Organize Next Year’s Schedule Right Now

Organizing your life can be daunting. But if you take a year-by-year approach, you can get organized for good in 2012  

Credit: Flickr/mcgraths

Whether you use a computer or paper, you can start planning for next year now

Organize your annual schedule at the start of the year to avoid missing out on events

Readers of this blog know about my ongoing struggles to cope with masses of paperwork and mounds of e-mail. While I haven’t conquered the paper monster yet, I have learned how to use one simple technique that allows me to plan for events in the upcoming year.

Whenever I come belatedly across an event, a festival, or contest that occurs annually, instead of lamenting the fact that I’ve missed it, I flip to the last week of this year’s agenda (I use the Moleskine weekly notebook) and write the date and the item down. (Those of you who use electronic calendars have it even easier, because you’re not limited to the current year).

Schedule Now When You Have the Time

This year I’ll miss the Okanagan’s Fall Wine Festival, as well as the deadline to apply for funding for a project. Next year, I’ll be ready in plenty of time because I’ll already have the dates written down. By scheduling at the beginning of next year, I’ll be fresh and I’ll have pletny of advance notice for that year’s events.
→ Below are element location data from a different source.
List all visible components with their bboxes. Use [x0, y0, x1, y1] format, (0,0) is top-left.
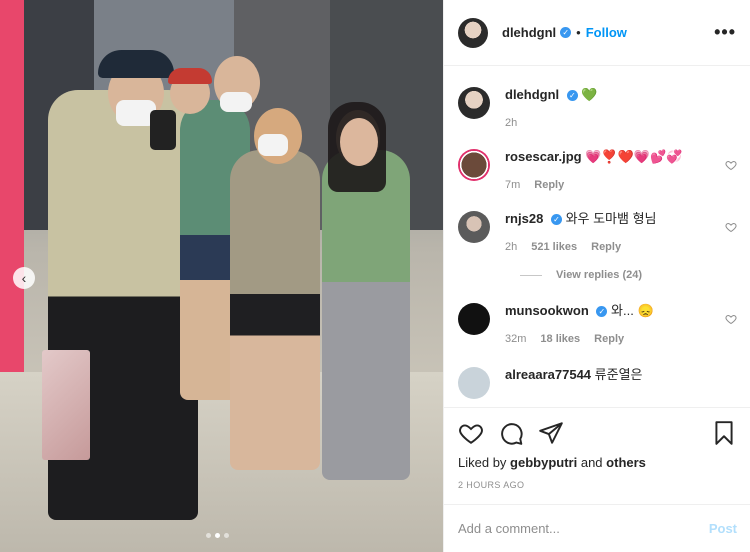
- verified-badge-icon: ✓: [596, 306, 608, 318]
- comment-likes[interactable]: 521 likes: [531, 239, 577, 255]
- comments-list[interactable]: dlehdgnl ✓ 💚 2h rosescar.jpg 💗❣️❤️💗💕💞 7m…: [444, 67, 750, 406]
- face-mask: [258, 134, 288, 156]
- commenter-avatar[interactable]: [458, 149, 490, 181]
- comment-text: 와우 도마뱀 형님: [565, 211, 657, 226]
- follow-button[interactable]: Follow: [586, 25, 627, 40]
- like-comment-heart-icon[interactable]: [725, 221, 737, 233]
- action-icons: [458, 420, 737, 446]
- comment-username[interactable]: rosescar.jpg: [505, 149, 582, 164]
- like-comment-heart-icon[interactable]: [725, 313, 737, 325]
- reply-button[interactable]: Reply: [534, 177, 564, 193]
- comment-text: 류준열은: [594, 367, 643, 382]
- commenter-avatar[interactable]: [458, 303, 490, 335]
- phone: [150, 110, 176, 150]
- comment-text: 와... 😞: [611, 303, 654, 318]
- comment-time[interactable]: 2h: [505, 239, 517, 255]
- post-panel: dlehdgnl ✓ • Follow ••• dlehdgnl ✓ 💚 2h …: [443, 0, 750, 552]
- author-username[interactable]: dlehdgnl: [502, 25, 556, 40]
- post-comment-button[interactable]: Post: [709, 521, 737, 536]
- post-header: dlehdgnl ✓ • Follow •••: [444, 0, 750, 66]
- comment-likes[interactable]: 18 likes: [540, 331, 580, 347]
- carousel-dot-active: [215, 533, 220, 538]
- chevron-left-icon: ‹: [21, 270, 27, 286]
- author-avatar[interactable]: [458, 17, 488, 48]
- liked-by-user[interactable]: gebbyputri: [510, 455, 577, 470]
- more-options-icon[interactable]: •••: [714, 22, 736, 43]
- add-comment-bar: Post: [444, 504, 750, 552]
- shopping-bag: [42, 350, 90, 460]
- verified-badge-icon: ✓: [550, 214, 562, 226]
- comment-username[interactable]: rnjs28: [505, 211, 543, 226]
- carousel-dot: [206, 533, 211, 538]
- separator-dot: •: [576, 25, 581, 40]
- comment-username[interactable]: munsookwon: [505, 303, 589, 318]
- share-send-icon[interactable]: [538, 420, 564, 446]
- like-heart-icon[interactable]: [458, 420, 484, 446]
- comment-item: rosescar.jpg 💗❣️❤️💗💕💞 7m Reply: [458, 149, 737, 193]
- bucket-hat: [98, 50, 174, 78]
- liked-by-and: and: [580, 455, 603, 470]
- comment-text: 💗❣️❤️💗💕💞: [585, 149, 683, 164]
- view-replies-label: View replies (24): [556, 269, 643, 281]
- caption: dlehdgnl ✓ 💚 2h: [458, 87, 737, 131]
- commenter-avatar[interactable]: [458, 211, 490, 243]
- comment-username[interactable]: alreaara77544: [505, 367, 591, 382]
- caption-time[interactable]: 2h: [505, 115, 517, 131]
- comment-input[interactable]: [458, 521, 709, 536]
- save-bookmark-icon[interactable]: [711, 420, 737, 446]
- comment-item: rnjs28 ✓ 와우 도마뱀 형님 2h 521 likes Reply: [458, 211, 737, 255]
- red-cap: [168, 68, 212, 84]
- verified-badge-icon: ✓: [566, 90, 578, 102]
- commenter-avatar[interactable]: [458, 367, 490, 399]
- view-replies-button[interactable]: View replies (24): [520, 269, 737, 281]
- reply-button[interactable]: Reply: [591, 239, 621, 255]
- comment-item: alreaara77544 류준열은: [458, 367, 737, 399]
- carousel-dot: [224, 533, 229, 538]
- author-avatar[interactable]: [458, 87, 490, 119]
- replies-divider: [520, 274, 542, 276]
- person-jacket: [230, 150, 320, 470]
- comment-item: munsookwon ✓ 와... 😞 32m 18 likes Reply: [458, 303, 737, 347]
- post-photo[interactable]: ‹: [0, 0, 443, 552]
- caption-username[interactable]: dlehdgnl: [505, 87, 559, 102]
- post-timestamp[interactable]: 2 HOURS AGO: [458, 480, 737, 490]
- prev-photo-button[interactable]: ‹: [13, 267, 35, 289]
- reply-button[interactable]: Reply: [594, 331, 624, 347]
- like-comment-heart-icon[interactable]: [725, 159, 737, 171]
- comment-time[interactable]: 7m: [505, 177, 520, 193]
- person-green-top: [322, 150, 410, 480]
- liked-by: Liked by gebbyputri and others: [458, 455, 737, 470]
- caption-text: 💚: [581, 87, 598, 102]
- liked-by-others[interactable]: others: [606, 455, 646, 470]
- post-actions: Liked by gebbyputri and others 2 HOURS A…: [444, 407, 750, 490]
- verified-badge-icon: ✓: [560, 27, 572, 38]
- person-face: [340, 118, 378, 166]
- comment-time[interactable]: 32m: [505, 331, 526, 347]
- carousel-dots: [206, 533, 229, 538]
- liked-by-prefix: Liked by: [458, 455, 507, 470]
- comment-bubble-icon[interactable]: [498, 420, 524, 446]
- face-mask: [220, 92, 252, 112]
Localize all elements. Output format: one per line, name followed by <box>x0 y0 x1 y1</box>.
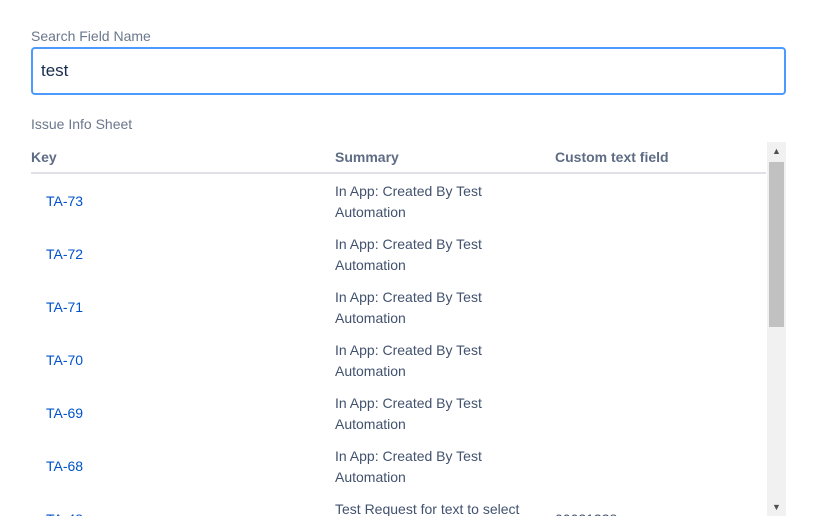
search-input[interactable] <box>31 47 786 95</box>
table-row[interactable]: TA-71 In App: Created By Test Automation <box>31 280 766 333</box>
column-header-summary[interactable]: Summary <box>335 149 399 165</box>
issue-summary: In App: Created By Test Automation <box>335 183 482 220</box>
issue-key-link[interactable]: TA-68 <box>46 458 83 474</box>
column-header-key[interactable]: Key <box>31 149 57 165</box>
table-row[interactable]: TA-70 In App: Created By Test Automation <box>31 333 766 386</box>
scrollbar-thumb[interactable] <box>769 162 784 327</box>
table-row[interactable]: TA-68 In App: Created By Test Automation <box>31 439 766 492</box>
issue-summary: In App: Created By Test Automation <box>335 236 482 273</box>
custom-text-value: 00021338 <box>555 511 617 517</box>
issue-summary: Test Request for text to select <box>335 501 520 516</box>
issue-table-body: Key Summary Custom text field TA-73 In A… <box>31 142 766 516</box>
table-row[interactable]: TA-72 In App: Created By Test Automation <box>31 227 766 280</box>
issue-info-sheet-label: Issue Info Sheet <box>31 116 133 132</box>
table-row[interactable]: TA-48 Test Request for text to select 00… <box>31 492 766 516</box>
issue-summary: In App: Created By Test Automation <box>335 289 482 326</box>
issue-key-link[interactable]: TA-72 <box>46 246 83 262</box>
table-row[interactable]: TA-69 In App: Created By Test Automation <box>31 386 766 439</box>
issue-key-link[interactable]: TA-69 <box>46 405 83 421</box>
issue-key-link[interactable]: TA-73 <box>46 193 83 209</box>
table-row[interactable]: TA-73 In App: Created By Test Automation <box>31 174 766 227</box>
issue-key-link[interactable]: TA-48 <box>46 511 83 517</box>
search-field-label: Search Field Name <box>31 28 151 44</box>
scroll-up-arrow-icon[interactable]: ▲ <box>767 142 786 160</box>
issue-key-link[interactable]: TA-70 <box>46 352 83 368</box>
table-header: Key Summary Custom text field <box>31 142 766 174</box>
issue-summary: In App: Created By Test Automation <box>335 395 482 432</box>
issue-summary: In App: Created By Test Automation <box>335 448 482 485</box>
scroll-down-arrow-icon[interactable]: ▼ <box>767 498 786 516</box>
issue-table: Key Summary Custom text field TA-73 In A… <box>31 142 786 516</box>
issue-summary: In App: Created By Test Automation <box>335 342 482 379</box>
vertical-scrollbar[interactable]: ▲ ▼ <box>767 142 786 516</box>
column-header-custom-text-field[interactable]: Custom text field <box>555 149 669 165</box>
issue-key-link[interactable]: TA-71 <box>46 299 83 315</box>
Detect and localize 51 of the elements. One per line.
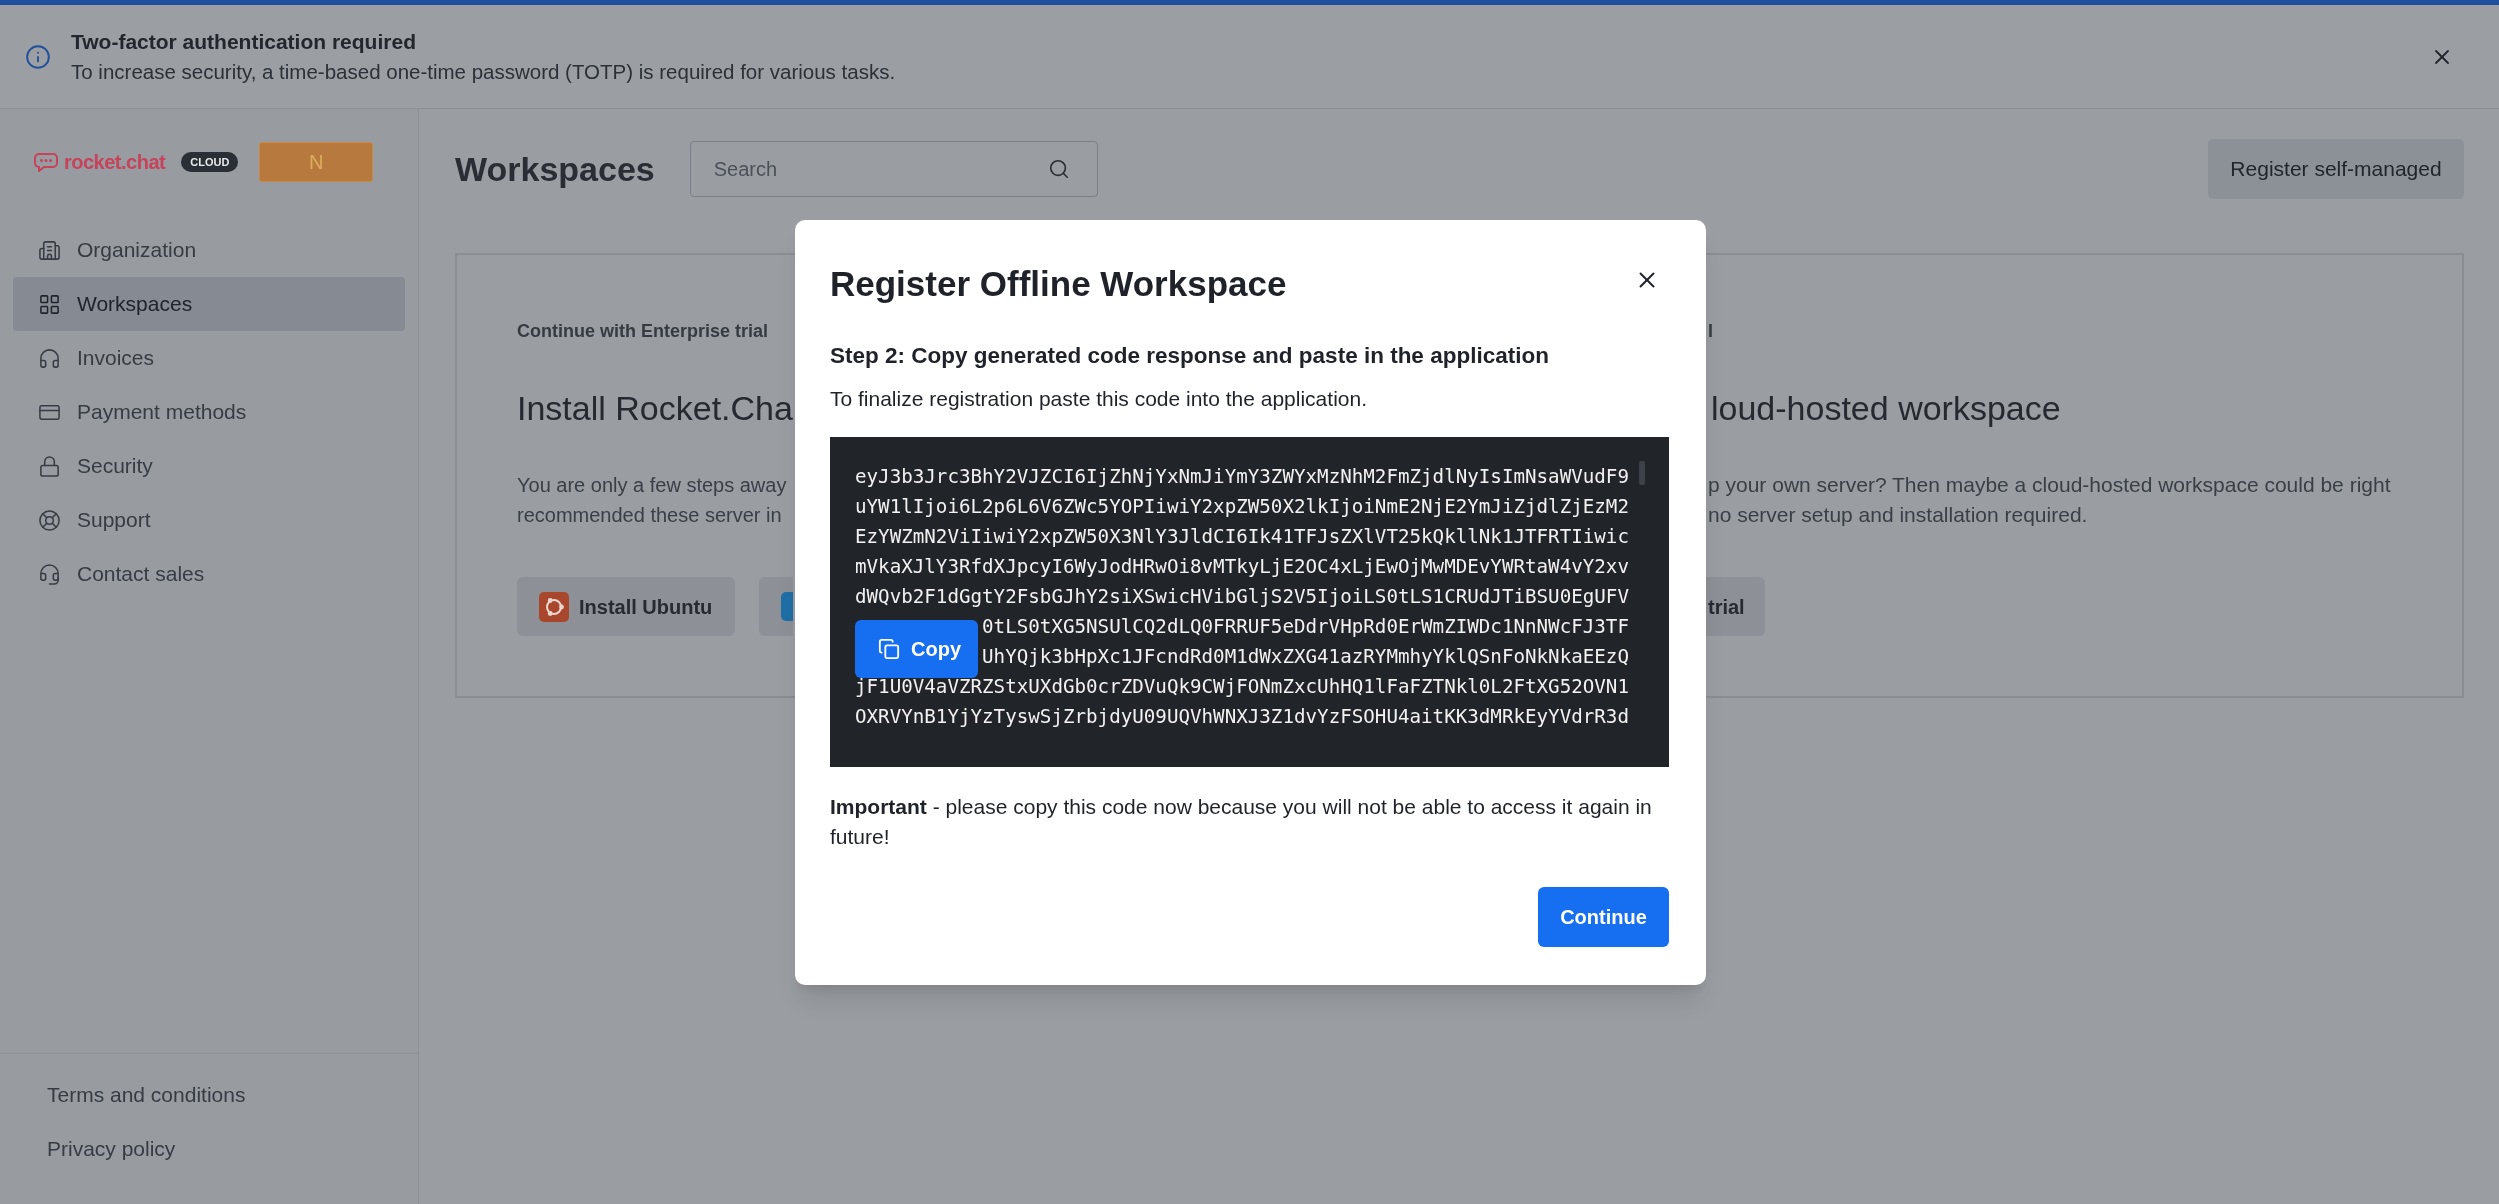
option-title: loud-hosted workspace (1710, 388, 2061, 429)
code-line: eyJ3b3Jrc3BhY2VJZCI6IjZhNjYxNmJiYmY3ZWYxMzNhM2FmZjdlNyIsImNsaWVudF9 (855, 464, 1629, 490)
option-label: Continue with Enterprise trial (517, 320, 769, 343)
sidebar-item[interactable]: Security (13, 439, 405, 493)
option-description: p your own server? Then maybe a cloud-hosted workspace could be right no server setup and installation required. (1707, 472, 2391, 528)
copy-icon (878, 638, 900, 660)
install-button[interactable]: Install Ubuntu (517, 577, 735, 636)
lifebuoy-icon (38, 508, 61, 532)
sidebar-item[interactable]: Invoices (13, 331, 405, 385)
continue-button[interactable]: Continue (1538, 887, 1669, 947)
lock-icon (38, 454, 61, 478)
code-line: EzYWZmN2ViIiwiY2xpZW50X3NlY3JldCI6Ik41TFJsZXlVT25kQkllNk1JTFRTIiwic (855, 524, 1629, 550)
option-label: l (1707, 320, 1713, 343)
footer-link[interactable]: Privacy policy (0, 1122, 180, 1176)
instruction-text: To finalize registration paste this code into the application. (830, 386, 1367, 412)
code-line: UhYQjk3bHpXc1JFcndRd0M1dWxZXG41azRYMmhyYklQSnFoNkNkaEEzQ (982, 644, 1629, 670)
option-title: Install Rocket.Cha (517, 388, 793, 429)
headset-icon (38, 562, 61, 586)
banner-title: Two-factor authentication required (71, 28, 417, 55)
logo-text: rocket.chat (64, 150, 166, 175)
option-description: You are only a few steps away recommended these server in (517, 473, 787, 528)
grid-icon (38, 292, 61, 316)
sidebar-item[interactable]: Support (13, 493, 405, 547)
code-line: dWQvb2F1dGgtY2FsbGJhY2siXSwicHVibGljS2V5IjoiLS0tLS1CRUdJTiBSU0EgUFV (855, 584, 1629, 610)
logo-icon (781, 592, 793, 621)
search-field[interactable]: Search (689, 141, 1098, 197)
chat-bubble-icon (34, 152, 58, 172)
sidebar-item[interactable]: Organization (13, 223, 405, 277)
info-icon (25, 43, 51, 70)
scrollbar-thumb[interactable] (1639, 461, 1645, 485)
sidebar-item[interactable]: Workspaces (13, 277, 405, 331)
code-line: 0tLS0tXG5NSUlCQ2dLQ0FRRUF5eDdrVHpRd0ErWmZIWDc1NnNWcFJ3TF (982, 614, 1629, 640)
edition-badge: CLOUD (181, 152, 239, 172)
page-title: Workspaces (455, 148, 655, 190)
register-button[interactable]: Register self-managed (2208, 139, 2464, 199)
banner-message: To increase security, a time-based one-time password (TOTP) is required for various tasks. (71, 58, 896, 85)
sidebar-item[interactable]: Payment methods (13, 385, 405, 439)
code-line: OXRVYnB1YjYzTyswSjZrbjdyU09UQVhWNXJ3Z1dvYzFSOHU4aitKK3dMRkEyYVdrR3d (855, 704, 1629, 730)
important-note: Important - please copy this code now because you will not be able to access it again in future! (830, 794, 1653, 850)
ring-logo-icon (539, 591, 569, 622)
code-line: uYW1lIjoi6L2p6L6V6ZWc5YOPIiwiY2xpZW50X2lkIjoiNmE2NjE2YmJiZjdlZjEzM2 (855, 494, 1629, 520)
footer-link[interactable]: Terms and conditions (0, 1068, 250, 1122)
step-title: Step 2: Copy generated code response and paste in the application (830, 342, 1549, 370)
building-icon (38, 238, 61, 262)
copy-button[interactable]: Copy (855, 620, 978, 678)
dialog-title: Register Offline Workspace (830, 263, 1287, 305)
sidebar-item[interactable]: Contact sales (13, 547, 405, 601)
code-line: mVkaXJlY3RfdXJpcyI6WyJodHRwOi8vMTkyLjE2OC4xLjEwOjMwMDEvYWRtaW4vY2xv (855, 554, 1629, 580)
search-icon (1047, 158, 1070, 180)
trial-button[interactable]: trial (1705, 577, 1765, 636)
headphones-icon (38, 346, 61, 370)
Instead of regretting a missed chance to apply for that annual scholarship or attend that fun-sounding exhibition, I can resolve to do so next year.

Make Sure to Schedule Events You Want to Attend Again

If you’re super-organized, you can even make note of great events you did attend, like the Vancouver Symphony Orchestra’s annual free concert in Deer Lake, so you’re sure to go again next year. Some organizations will even allow you to sign up to receive automated e-mail notices as deadlines or events approach. (I’ve already got enough e-mail, so I always uncheck this box).

Planning for next year in these small matters might seem counterintuitive if you’re more of a plan-as-you-go type. Still, there’s something highly satisfying about knowing when you’re going to apply for that grant in advance, instead of scrambling to complete an application at the last minute or, worse, turning up only to hear the show’s sold out or the hall is full.

Give it a try and let me know if it works.